Havana Cuba. — With the brutal repression unleashed and the imposition of long prison sentences on hundreds of participants in the massive protests of the July 11, 2021 (J11) and the imprisonment of the two most prominent members of the San Isidro Movement (MSI), Luis Manuel Otero and Maikel Osorbo, the dictatorship believed it had created enough terror for no further revolts to occur.
When a few months later the playwright Yunior García Aguilera and the group Archipiélago called for a civic march for November 15, the regime was so frightened that, out of place, in violation of its own laws, it unleashed a colossal repressive effort and a paranoid and ridiculous media campaign to make believe that the march, inspired by a US Army unconventional warfare manual, sought to provoke a US intervention in Cuba.
Finally, the civic march did not take place, the regime managed to abort it. Yunior García, who had assumed a leadership that was several sizes too big for him, gave in to the threats from State Security and, as soon as the fence was removed from his home, he went to Spain.
The disappointment with Yunior García and the failure of the march in which so many expectations were encrypted caused much discouragement among opponents of the regime.
Then, the State Security campaign of harassment and intimidation against the members of Archipiélago, the protesting artists, the pro-democracy activists and the independent journalists, managed to drive several dozen of them into exile.

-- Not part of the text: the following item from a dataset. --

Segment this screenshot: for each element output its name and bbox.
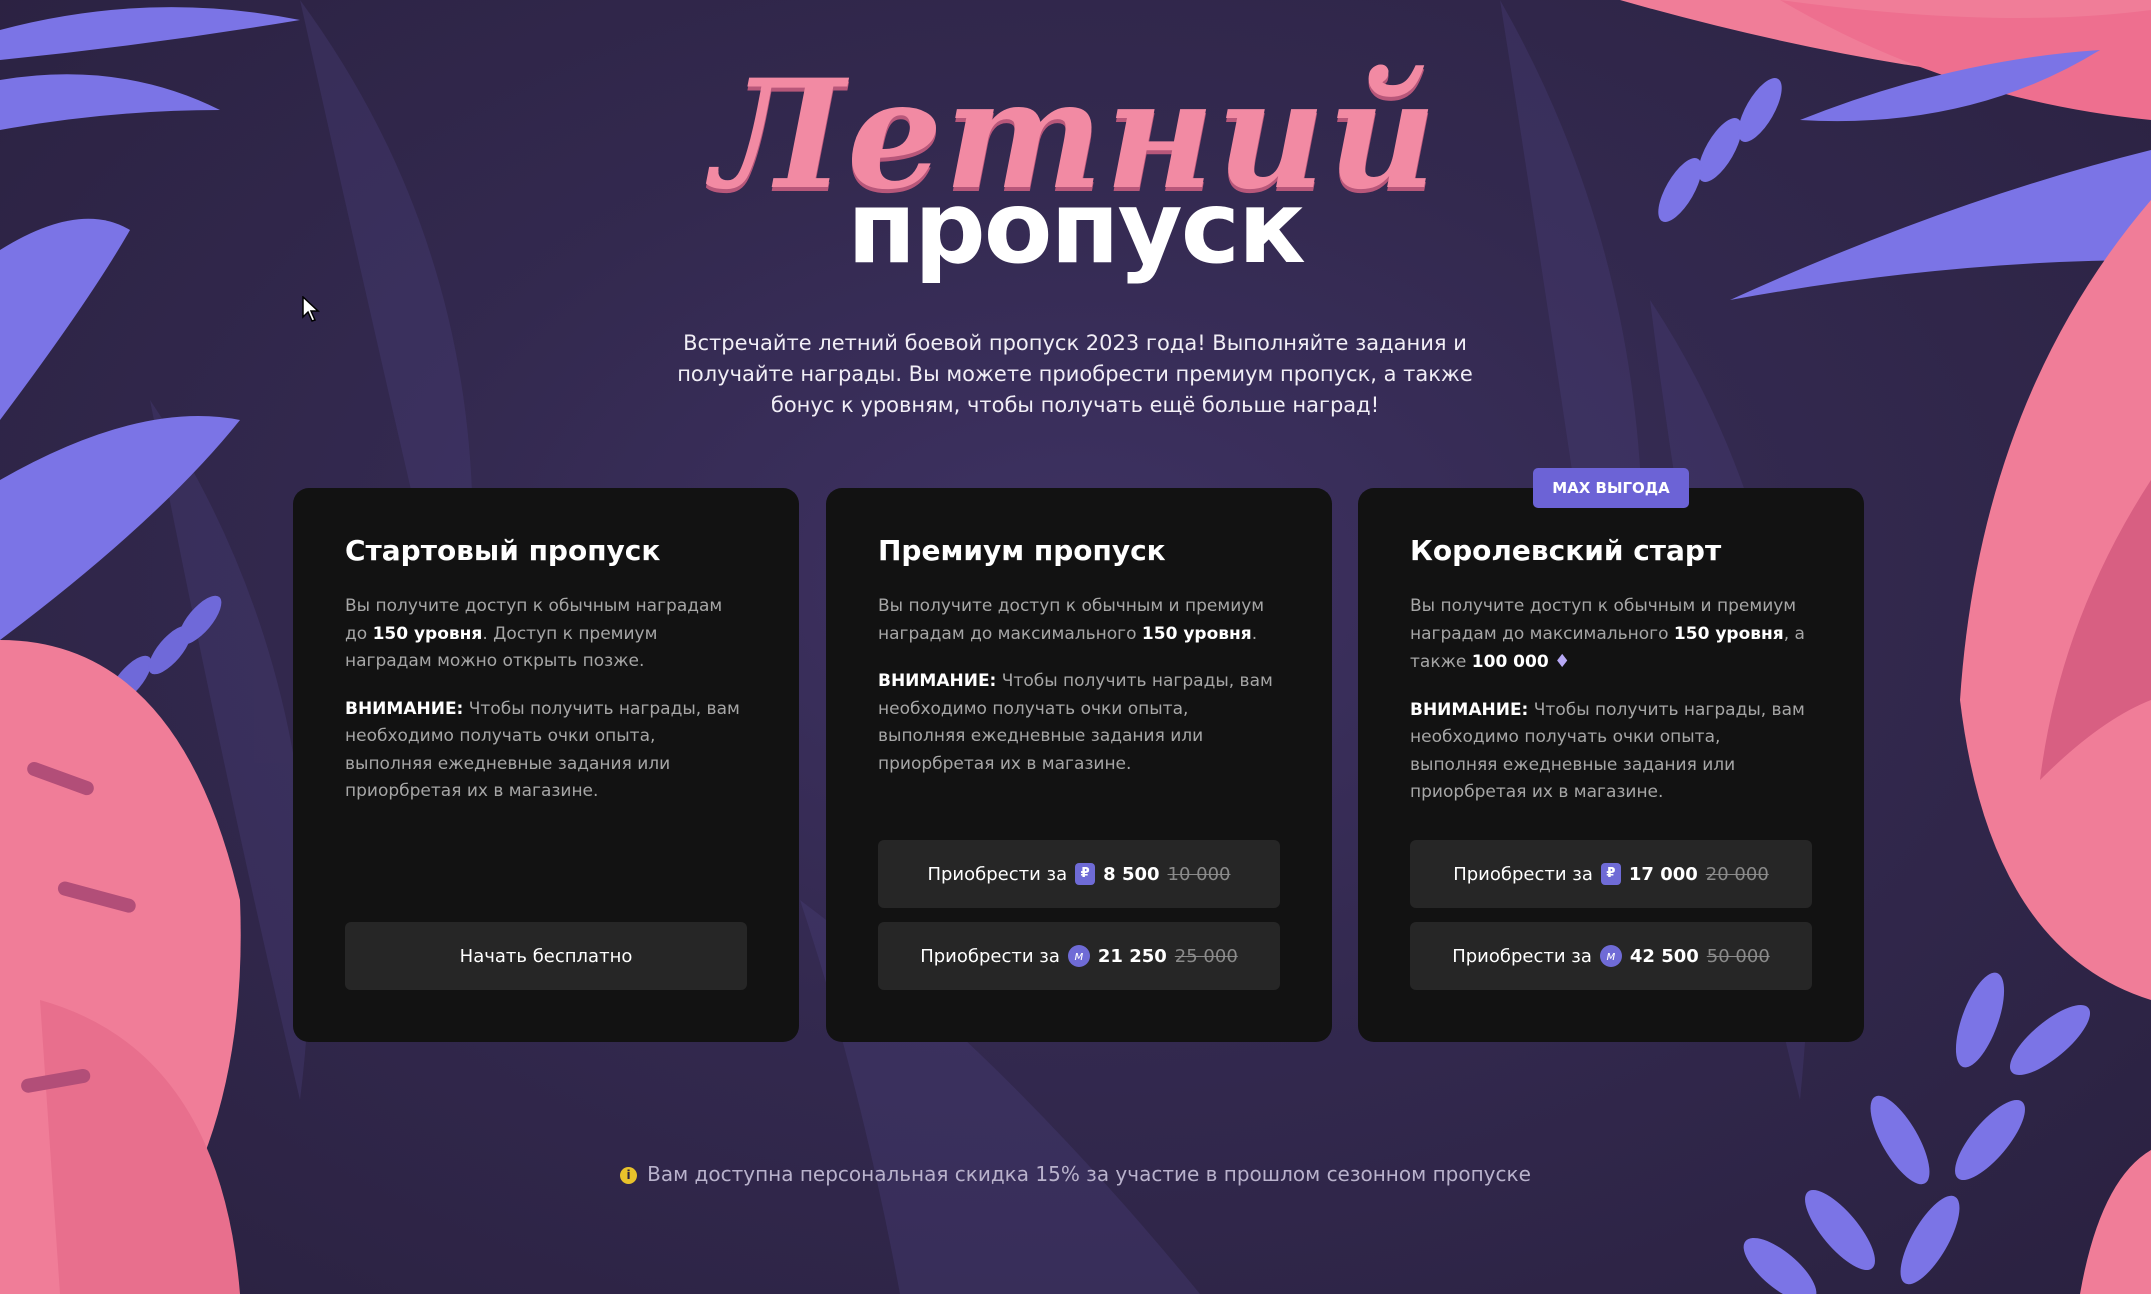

The bosses had a break until the protests broke out over the blackouts, which reached their climax on September 29 and 30 in numerous neighborhoods of Havana. And again, as they did on 11J, they resorted to repression. This was particularly brutal against the demonstrators who blocked Calle Línea, in Vedado. The repressors did not hesitate to hit women and minors. And the hunt is already underway against those who participated in the protests, who, accused of sedition and other charges, will be tried summarily and expeditiously by “direct attestation.”
The dictatorship, terrified, knowing that it is at its worst moment, knows no other way to face popular demands.
Demagoguery and ridiculous attempts by government spokespersons to invent bizarre and absurd stories to make believe that the protests are instigated and financed from abroad and are linked to “acts of terrorism” are useless. Only a handful of cretins, sulacranes and cynics pretend to believe these poorly woven stories. What most Cubans perceive is a suffocating agony of hunger, blackouts, prohibitions and arbitrary obligations imposed by an elite of petty fatties who only care about collecting dollars and maintaining absolute power.
By sticks and through the new penal code of Stalinist inspiration that in order to further restrict freedoms and criminalize dissent makes indiscriminate use of legislation violating legal instruments established by the regime itself, they may intimidate some, make them feel momentarily discouraged, but not gain respect or credibility. The rupture between the regime and the people is irreversible.
The protests break out again every time the dictatorship, decrepit and on the verge of prostration, suffers one of its increasingly frequent ischemias, from which it cannot recover with its clumsy moves and stubbornness in failed policies.
The ruling party tries in vain to make it clear that “the majority of those who protest, those who are not paid by the CIA, are people who are not necessarily counterrevolutionaries, confused by enemy propaganda on social networks, who do not understand the efforts that the CIA is making. direction of the country to, despite the blockade, normalize the situation of the national electro-energy system and the power of the people”.
If the bosses pricked up their ears and stubbornness opened their minds a bit, they would understand that the problem is not electricity or a few more pounds of sweet potatoes, plantains or malanga.
On the nights of October 9 and 10, protests broke out again in San José de las Lajas, Bejucal, Güines, Quivicán, Santa Cruz del Sur, Jagüey Grande, Matanzas and other towns and cities. And people no longer limit themselves to sounding the cauldrons and demanding only that they “turn on the current”: more and more cries of “freedom” are heard.